AUDIO: Central Valley’s tipping point may be here
MODESTO
March 30, 2009
12:01am
• Great Valley Center sees progress in solving toughest problems
• ‘Poverty is linked to almost every challenge that we have’
David Hosley (Great Valley Center photo)
Poverty is the foundation for the worst of the Central Valley’s chronic problems, says David Hosley, president of the Great Valley Center, a Modesto-based non-profit organization that supports activities and organizations benefiting the economic, social and environmental well being.
“Poverty is linked to almost every challenge that we have, even things like air quality,” Mr. Hosley says.
Mr. Hosley is a veteran journalist and executive who marked his first year of leading the Great Valley Center on Feb. 1. Prior to taking the post at GVC, he had been general manager of KVIE in Sacramento, one of the Valley’s three over-the-air public television stations. The others are KVPT, Fresno and KIXE, Chico.
“The past year … has really been a pretty steep learning curve for me,” says Mr. Hosley. “I knew the issues but I didn’t know them in the depth I do now.”
Related to the region’s poverty is ill health, he says, especially childhood obesity.
He has also spent time formalizing the center’s relationship with the University of California, Merced.
“The relationship really wasn’t completed, so a lot of my work in the last year was to be effective within the University of California system – be a good partner with the university,” he says.
Despite the Valley’s long-standing problems of economics, health and pollution, Mr. Hosley says the region can find the solutions to the problems.
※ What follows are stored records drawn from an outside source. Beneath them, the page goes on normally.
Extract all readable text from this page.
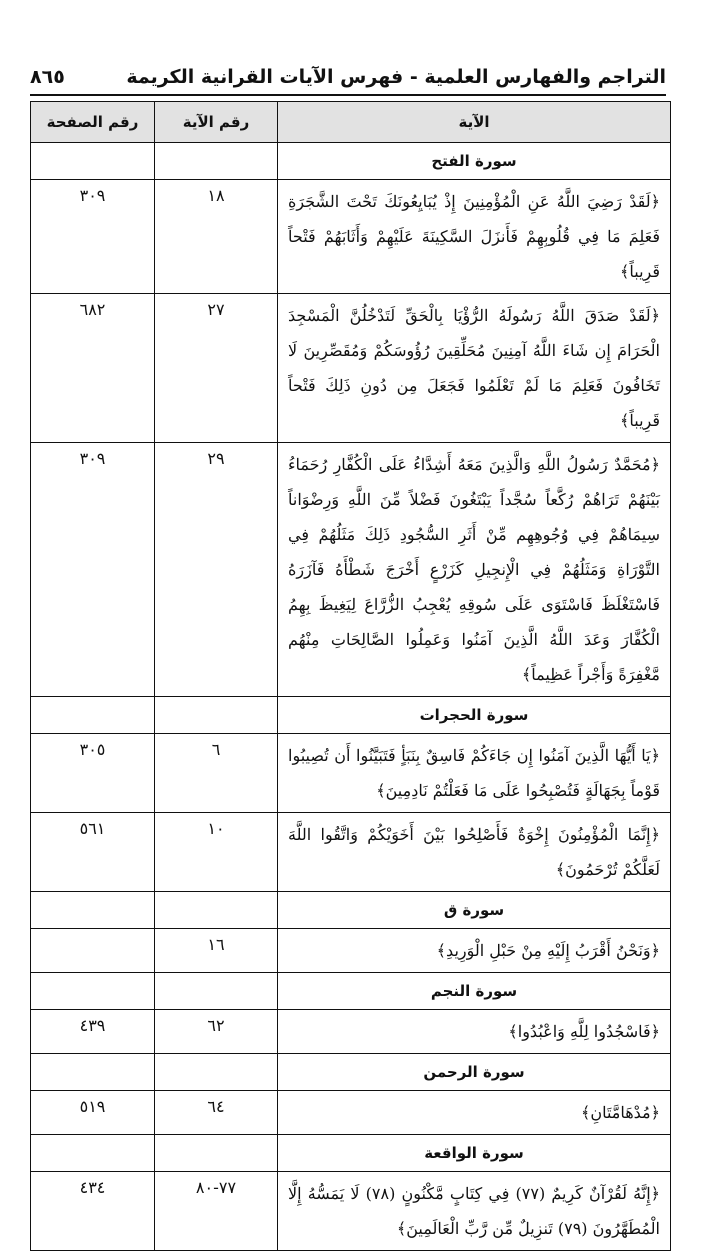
التراجم والفهارس العلمية - فهرس الآيات القرانية الكريمة
٨٦٥
الآية	رقم الآية	رقم الصفحة
سورة الفتح		
﴿لَقَدْ رَضِيَ اللَّهُ عَنِ الْمُؤْمِنِينَ إِذْ يُبَايِعُونَكَ تَحْتَ الشَّجَرَةِ فَعَلِمَ مَا فِي قُلُوبِهِمْ فَأَنزَلَ السَّكِينَةَ عَلَيْهِمْ وَأَثَابَهُمْ فَتْحاً قَرِيباً﴾	١٨	٣٠٩
﴿لَقَدْ صَدَقَ اللَّهُ رَسُولَهُ الرُّؤْيَا بِالْحَقِّ لَتَدْخُلُنَّ الْمَسْجِدَ الْحَرَامَ إِن شَاءَ اللَّهُ آمِنِينَ مُحَلِّقِينَ رُؤُوسَكُمْ وَمُقَصِّرِينَ لَا تَخَافُونَ فَعَلِمَ مَا لَمْ تَعْلَمُوا فَجَعَلَ مِن دُونِ ذَلِكَ فَتْحاً قَرِيباً﴾	٢٧	٦٨٢
﴿مُحَمَّدٌ رَسُولُ اللَّهِ وَالَّذِينَ مَعَهُ أَشِدَّاءُ عَلَى الْكُفَّارِ رُحَمَاءُ بَيْنَهُمْ تَرَاهُمْ رُكَّعاً سُجَّداً يَبْتَغُونَ فَضْلاً مِّنَ اللَّهِ وَرِضْوَاناً سِيمَاهُمْ فِي وُجُوهِهِم مِّنْ أَثَرِ السُّجُودِ ذَلِكَ مَثَلُهُمْ فِي التَّوْرَاةِ وَمَثَلُهُمْ فِي الْإِنجِيلِ كَزَرْعٍ أَخْرَجَ شَطْأَهُ فَآزَرَهُ فَاسْتَغْلَظَ فَاسْتَوَى عَلَى سُوقِهِ يُعْجِبُ الزُّرَّاعَ لِيَغِيظَ بِهِمُ الْكُفَّارَ وَعَدَ اللَّهُ الَّذِينَ آمَنُوا وَعَمِلُوا الصَّالِحَاتِ مِنْهُم مَّغْفِرَةً وَأَجْراً عَظِيماً﴾	٢٩	٣٠٩
سورة الحجرات		
﴿يَا أَيُّهَا الَّذِينَ آمَنُوا إِن جَاءَكُمْ فَاسِقٌ بِنَبَأٍ فَتَبَيَّنُوا أَن تُصِيبُوا قَوْماً بِجَهَالَةٍ فَتُصْبِحُوا عَلَى مَا فَعَلْتُمْ نَادِمِينَ﴾	٦	٣٠٥
﴿إِنَّمَا الْمُؤْمِنُونَ إِخْوَةٌ فَأَصْلِحُوا بَيْنَ أَخَوَيْكُمْ وَاتَّقُوا اللَّهَ لَعَلَّكُمْ تُرْحَمُونَ﴾	١٠	٥٦١
سورة ق		
﴿وَنَحْنُ أَقْرَبُ إِلَيْهِ مِنْ حَبْلِ الْوَرِيدِ﴾	١٦	
سورة النجم		
﴿فَاسْجُدُوا لِلَّهِ وَاعْبُدُوا﴾	٦٢	٤٣٩
سورة الرحمن		
﴿مُدْهَامَّتَانِ﴾	٦٤	٥١٩
سورة الواقعة		
﴿إِنَّهُ لَقُرْآنٌ كَرِيمٌ (٧٧) فِي كِتَابٍ مَّكْنُونٍ (٧٨) لَا يَمَسُّهُ إِلَّا الْمُطَهَّرُونَ (٧٩) تَنزِيلٌ مِّن رَّبِّ الْعَالَمِينَ﴾	٧٧-٨٠	٤٣٤
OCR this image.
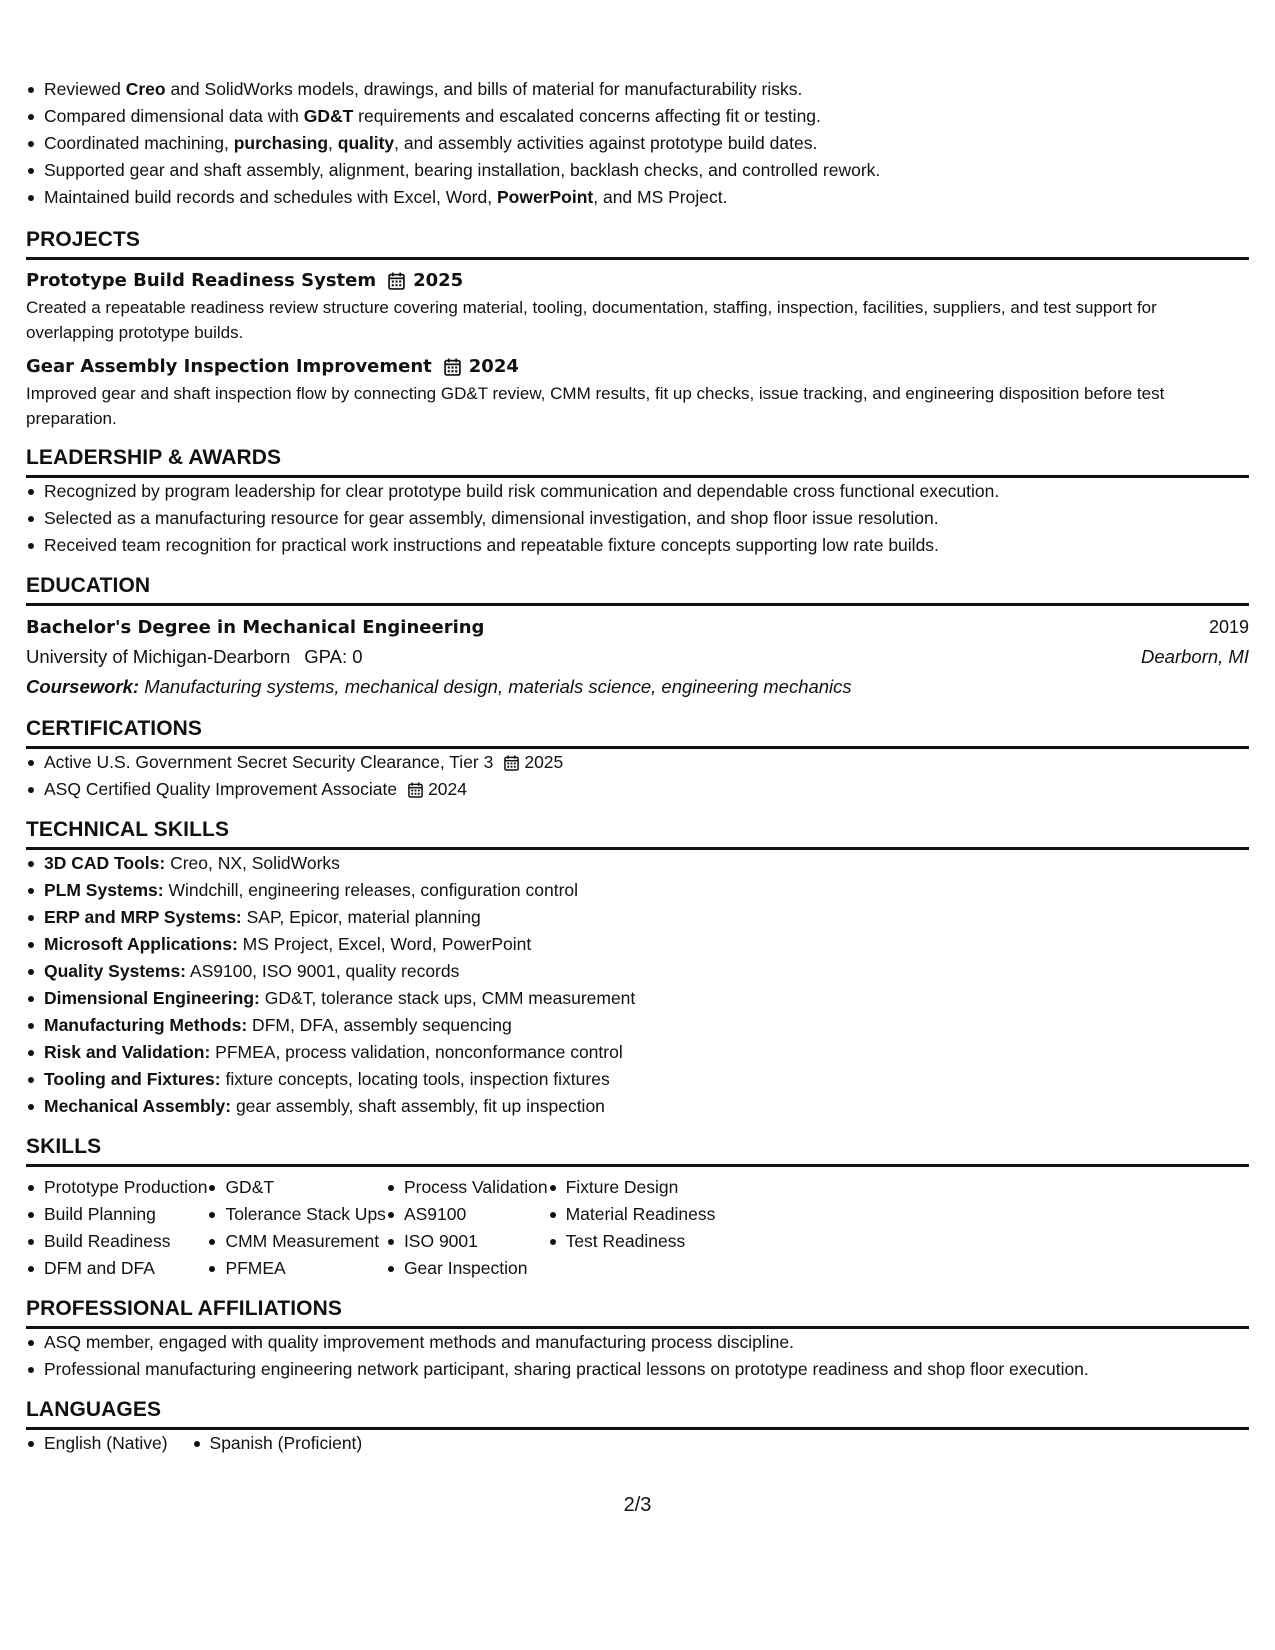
Reviewed Creo and SolidWorks models, drawings, and bills of material for manufacturability risks.
Compared dimensional data with GD&T requirements and escalated concerns affecting fit or testing.
Coordinated machining, purchasing, quality, and assembly activities against prototype build dates.
Supported gear and shaft assembly, alignment, bearing installation, backlash checks, and controlled rework.
Maintained build records and schedules with Excel, Word, PowerPoint, and MS Project.
PROJECTS
Prototype Build Readiness System 2025
Created a repeatable readiness review structure covering material, tooling, documentation, staffing, inspection, facilities, suppliers, and test support for overlapping prototype builds.
Gear Assembly Inspection Improvement 2024
Improved gear and shaft inspection flow by connecting GD&T review, CMM results, fit up checks, issue tracking, and engineering disposition before test preparation.
LEADERSHIP & AWARDS
Recognized by program leadership for clear prototype build risk communication and dependable cross functional execution.
Selected as a manufacturing resource for gear assembly, dimensional investigation, and shop floor issue resolution.
Received team recognition for practical work instructions and repeatable fixture concepts supporting low rate builds.
EDUCATION
Bachelor's Degree in Mechanical Engineering	2019
University of Michigan-Dearborn GPA: 0	Dearborn, MI
Coursework: Manufacturing systems, mechanical design, materials science, engineering mechanics
CERTIFICATIONS
Active U.S. Government Secret Security Clearance, Tier 3 2025
ASQ Certified Quality Improvement Associate 2024
TECHNICAL SKILLS
3D CAD Tools: Creo, NX, SolidWorks
PLM Systems: Windchill, engineering releases, configuration control
ERP and MRP Systems: SAP, Epicor, material planning
Microsoft Applications: MS Project, Excel, Word, PowerPoint
Quality Systems: AS9100, ISO 9001, quality records
Dimensional Engineering: GD&T, tolerance stack ups, CMM measurement
Manufacturing Methods: DFM, DFA, assembly sequencing
Risk and Validation: PFMEA, process validation, nonconformance control
Tooling and Fixtures: fixture concepts, locating tools, inspection fixtures
Mechanical Assembly: gear assembly, shaft assembly, fit up inspection
SKILLS
Prototype Production
Build Planning
Build Readiness
DFM and DFA
GD&T
Tolerance Stack Ups
CMM Measurement
PFMEA
Process Validation
AS9100
ISO 9001
Gear Inspection
Fixture Design
Material Readiness
Test Readiness
PROFESSIONAL AFFILIATIONS
ASQ member, engaged with quality improvement methods and manufacturing process discipline.
Professional manufacturing engineering network participant, sharing practical lessons on prototype readiness and shop floor execution.
LANGUAGES
English (Native)	Spanish (Proficient)
2/3
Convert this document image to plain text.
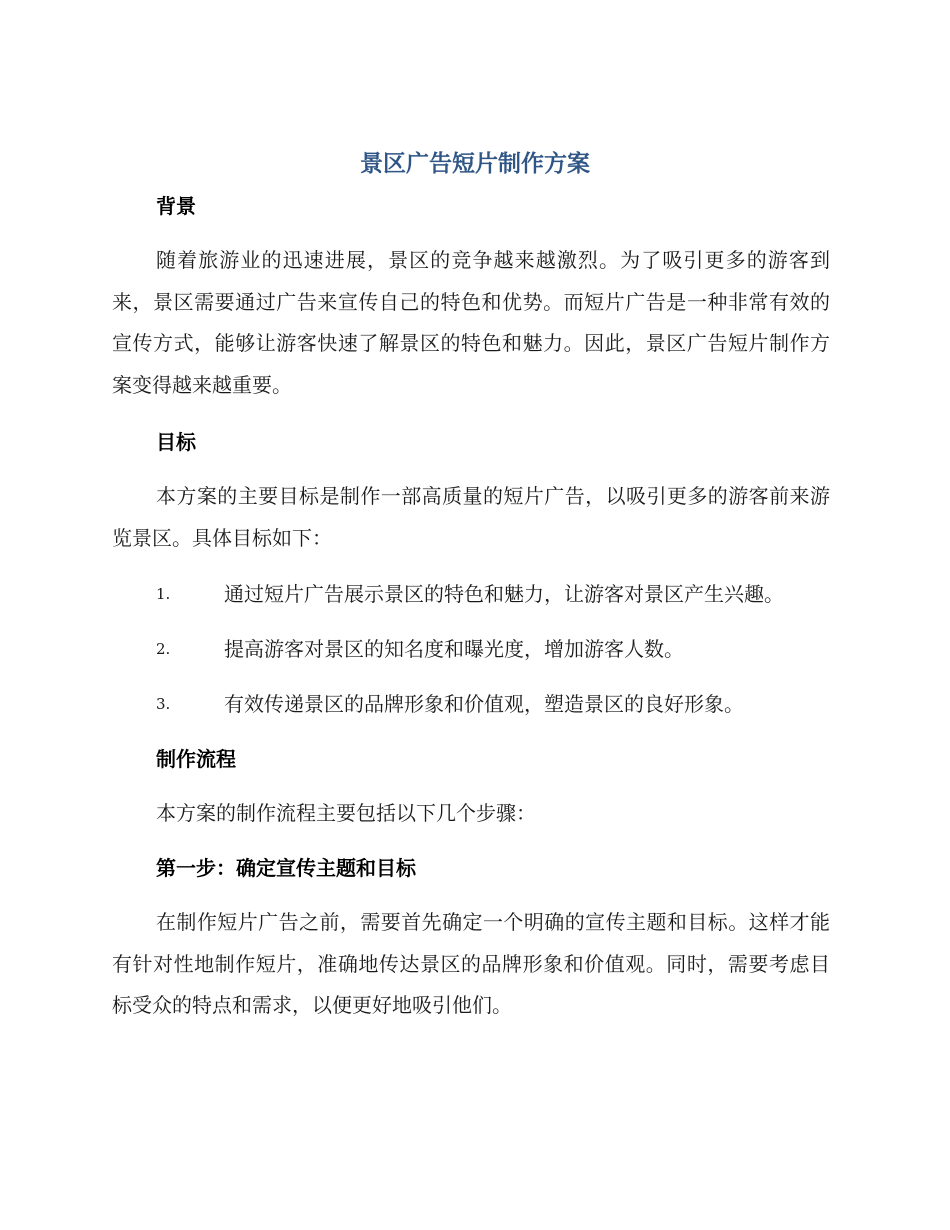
景区广告短片制作方案
背景

随着旅游业的迅速进展，景区的竞争越来越激烈。为了吸引更多的游客到来，景区需要通过广告来宣传自己的特色和优势。而短片广告是一种非常有效的宣传方式，能够让游客快速了解景区的特色和魅力。因此，景区广告短片制作方案变得越来越重要。

目标

本方案的主要目标是制作一部高质量的短片广告，以吸引更多的游客前来游览景区。具体目标如下：

1.	通过短片广告展示景区的特色和魅力，让游客对景区产生兴趣。
2.	提高游客对景区的知名度和曝光度，增加游客人数。
3.	有效传递景区的品牌形象和价值观，塑造景区的良好形象。
制作流程

本方案的制作流程主要包括以下几个步骤：

第一步：确定宣传主题和目标

在制作短片广告之前，需要首先确定一个明确的宣传主题和目标。这样才能有针对性地制作短片，准确地传达景区的品牌形象和价值观。同时，需要考虑目标受众的特点和需求，以便更好地吸引他们。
“They are not insolvable but they are very, very difficult to break through,” he says. “We spend a lot of our time bringing people together to have difficult discussions about what the problems are and what the choices are to solve them.”
(David Hosley talks about Central Valley challenges -- and solutions – in today’s CVBT Audio Interview. Please left-click on the ling below to listen now or right-click to download the MP3 audio file to your computer or mobile media device for later listening.)
Mr. Hosley says solving the region’s problems is a two-fold effort.
“We’ve got to engage a bigger part of our community in building consensus about what needs to be addressed and how we’re going to go about doing it,” he says.
“The second part of the problem is that we have to find new resources to be able to attack these problems, because the resources we have here in the Valley simply are not great enough for us to be able to do that,” Mr. Hosley says.
But all is not gloom, he’s quick to add.
“There are so many people working so hard to improve the situations here in the Central Valley. That’s exciting in and of itself,” he says. “We are doing better. We are putting the resources to work. Collaboration is improved tremendously. We’re starting to attract resources in ways we haven’t in the past.
“If we can keep this up, we will have a better Central Valley.”
The Great Valley Center will tackle the Valley’s future at its annual meeting, scheduled for May 6-7 in Sacramento.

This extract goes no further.